I don't want to do any more calculations. I was told several years ago that if I needed to add up how much it cost every year, to not let Boy carry on and get any better. Recently, thank you tax man for a massive rebate last tax year. Next season, hello student loan and goodbye school fees. (and can I have a new car, please, I've only done 112k?? and how do I make this spending on my son up to my daughter??)

But bringing this back closer to thread......those who are "the chosen ones" at this level still have to pay for the honour of representing their country, even after all the other spending to qualify. I can understand the latter, but have trouble with the former. I don't think fencing is unique in that, but would have to check that out.

My other half's company have offered sponsorship next season: in the scheme of the above it's but a droplet, but hey...every sea is made up of droplets, and we are mighty grateful.

Should there be a scheme to assist those who qualify for the Worlds/Europeans but can't afford to go, as BF do not fund them??

Rdb811
-25th February 2006, 13:26
Originally posted by MatFink


Must be up around £3000 per year if not more (parents its not an auction but do let me know if I'm a long way out)


£6,000 is the figure I've heard.

Twohat
-25th February 2006, 14:06
Last year (her last year in the cadets) it cost me £3000 for Moppet - would have been more if we hadn't managed to share lifts and accomodation at quite a few Opens.

Spending less this year due to A levels and can't afford it - only doing nominated events unless they are local or some other special reason to go.

My car has now done 122k miles but it will have to do twice that before I can afford to change it. Hopefully she will get some support from whichever university she chooses next year.

KJK
-25th February 2006, 14:36
Try having two offspring both in fencing! I simply can not face the maths to see how much this year has cost me.Even so they have both gained a lot from being able to participate in the sport and if they werenot doing this then I suppose they would have taken up another sport so we as parents can not really win.

ChubbyHubby
-25th February 2006, 14:52
Originally posted by KJK
Try having two offspring both in fencing!

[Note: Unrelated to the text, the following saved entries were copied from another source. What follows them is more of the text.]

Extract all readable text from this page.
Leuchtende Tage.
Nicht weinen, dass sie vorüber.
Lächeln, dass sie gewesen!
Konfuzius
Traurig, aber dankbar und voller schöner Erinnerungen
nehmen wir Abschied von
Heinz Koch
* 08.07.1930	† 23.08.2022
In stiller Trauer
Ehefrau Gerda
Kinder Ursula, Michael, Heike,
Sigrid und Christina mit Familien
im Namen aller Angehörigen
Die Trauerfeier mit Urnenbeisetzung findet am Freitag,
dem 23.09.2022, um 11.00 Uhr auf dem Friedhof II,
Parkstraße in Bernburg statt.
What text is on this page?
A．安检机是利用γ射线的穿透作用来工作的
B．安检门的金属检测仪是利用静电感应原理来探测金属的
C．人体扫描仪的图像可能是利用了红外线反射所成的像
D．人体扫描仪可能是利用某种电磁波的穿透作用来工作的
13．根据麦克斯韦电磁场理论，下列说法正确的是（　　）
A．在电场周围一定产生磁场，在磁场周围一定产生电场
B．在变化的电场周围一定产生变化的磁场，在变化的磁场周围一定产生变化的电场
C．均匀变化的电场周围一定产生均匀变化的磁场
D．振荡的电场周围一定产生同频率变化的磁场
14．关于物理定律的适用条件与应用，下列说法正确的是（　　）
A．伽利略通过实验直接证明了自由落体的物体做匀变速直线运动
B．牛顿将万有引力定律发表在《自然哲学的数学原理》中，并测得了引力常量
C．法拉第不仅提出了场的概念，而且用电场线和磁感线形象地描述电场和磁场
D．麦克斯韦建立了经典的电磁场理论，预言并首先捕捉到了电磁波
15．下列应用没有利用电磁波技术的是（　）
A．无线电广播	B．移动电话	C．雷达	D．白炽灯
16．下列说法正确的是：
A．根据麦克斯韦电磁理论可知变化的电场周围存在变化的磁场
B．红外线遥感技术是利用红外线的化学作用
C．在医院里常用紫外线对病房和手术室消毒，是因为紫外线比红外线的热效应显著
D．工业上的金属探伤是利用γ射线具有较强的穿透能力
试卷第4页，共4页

I simply can not face the maths to see how much this year has cost me.

You'd simply stop if you added it all up and realise it's a luxury cruise or a new car.

I've no idea how much we spend a year other than £1500 or so on kit. Never added up the petrol, not sure about mileage. Club fees for both of us x 2 clubs. Gym membership x 1 (am not one for picking things up and putting them down again). Fees for private lessons.

(and that's before any air fares to Timbuktu ;) )

nickw
-25th February 2006, 15:09
on the subject of the bfa seeing the weakness of ws as an "oppurtunity" which needs to be exploited I think that this is very indicative of the attitude that pervails at BFA headquaters. However this seems to me a rather mistaken strategy. Of course, a lot of nations have attracted a lot of funding for fencing by focusing on one weapon, and achieving medals, etc with that. Examples include cuba with foil and switzerland with epee (both massive generalisations, which can be agreed to be generally true).
It was pointed out in the controversial Senior Worlds report in the sword that Britain should be 10th on the coupe de nations standing and is currently 19th. This seems to me a reasnoable point, and one that is not impossible to rectify in the long term. However this cannot be achieved by a focus on one or two weapons. The nations in the top ten have all scored points in a variety of weapons, and are not giving constant focus on any one particular discipline. Surely if we are going to start making progress up the nations table, we should be giving oppurtunites to all weapons equally, and thus not have selection criteria that are so blatantly biased?

Rdb811
-25th February 2006, 15:23
Originally posted by nickw


It was pointed out in the controversial Senior Worlds report in the sword that Britain should be 10th on the coupe de nations standing and is currently 19th.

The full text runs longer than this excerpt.